Si la logique d’intégration est globalement respectée dans les métropoles et les grandes agglomérations, le transfert de compétences demeure incomplet en milieu rural. Selon une étude INRAE–ANCT de 2023, seules 42 % des communautés de communes avaient anticipé le transfert de l’eau et de l’assainissement en 2023, souvent faute d’ingénierie et de moyens3.

3. La rationalisation des syndicats : un objectif encore lointain

La loi NOTRe entendait également simplifier la carte des syndicats intercommunaux (SIVU, SIVOM, syndicats mixtes), en évitant les doublons avec les EPCI à fiscalité propre. Elle a confié aux préfets le soin de dissoudre ou réorganiser ces syndicats, sauf exception motivée.

Dans les faits, le nombre de syndicats est passé de 13 600 en 2013 à environ 9 800 en 20224. Le mouvement est réel, mais freiné par les habitudes locales, la résistance des élus et la complexité des transferts de gestion, notamment dans les secteurs techniques comme l’eau, l’électricité ou les déchets.

4. Une gouvernance plus intégrée, mais peu lisible

La loi a encadré la composition des conseils communautaires : représentation proportionnelle à la population, avec au moins un siège par commune. Des accords locaux sont possibles, dans les limites fixées par la loi. Des conférences intercommunales des maires sont prévues pour garantir un dialogue de proximité.

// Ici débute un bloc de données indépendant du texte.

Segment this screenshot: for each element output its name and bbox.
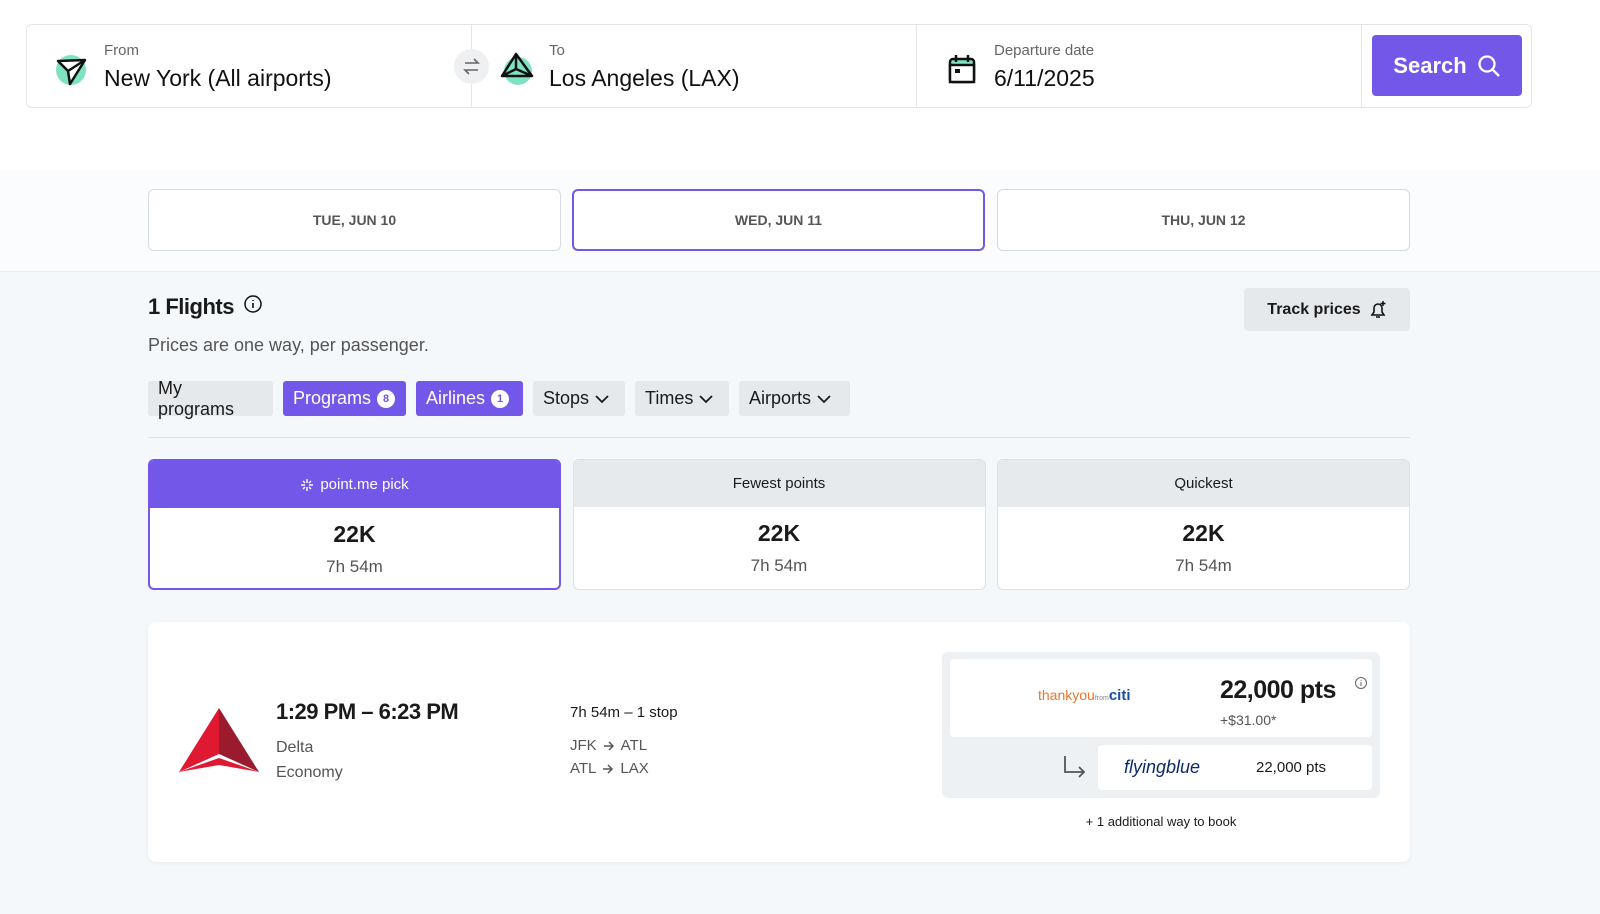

Mais en pratique, la gouvernance intercommunale reste complexe et souvent opaque pour les citoyens. Le CESE a souligné en 2022 que 70 % des habitants ignorent le nom ou les compétences de leur intercommunalité5. Le débat sur une élection directe des conseillers communautaires refait surface, notamment pour donner plus de lisibilité démocratique aux projets intercommunaux.

Dix ans après sa promulgation, la loi NOTRe a profondément transformé l’intercommunalité française avec des EPCI plus grands, plus puissants, mieux structurés, une montée en compétences réelles dans les domaines stratégiques et un socle juridique clarifié entre communes et intercommunalités. Toutefois, la loi NOTRe a aussi généré des recompositions vécues comme imposées, des transferts de compétences parfois mal préparés et une légitimité démocratique insuffisante, notamment en milieu rural.

Dominique Volut, Avocat-Médiateur au barreau de Paris, Docteur en droit public


1. DGCL, Chiffres clés de l’intercommunalité 2023.

2. Sénat, Rapport d’information n° 675 (2023-2024), « 10 ans de NOTRe raquo;.

3. INRAE / ANCT, Évaluation des effets de la réforme NOTRe sur les intercommunalités rurales, 2023.

4. DGCL, Chiffres clés de l’intercommunalité 2023.

5. CESE, Avis du 10 mai 2022 sur la démocratie intercommunale.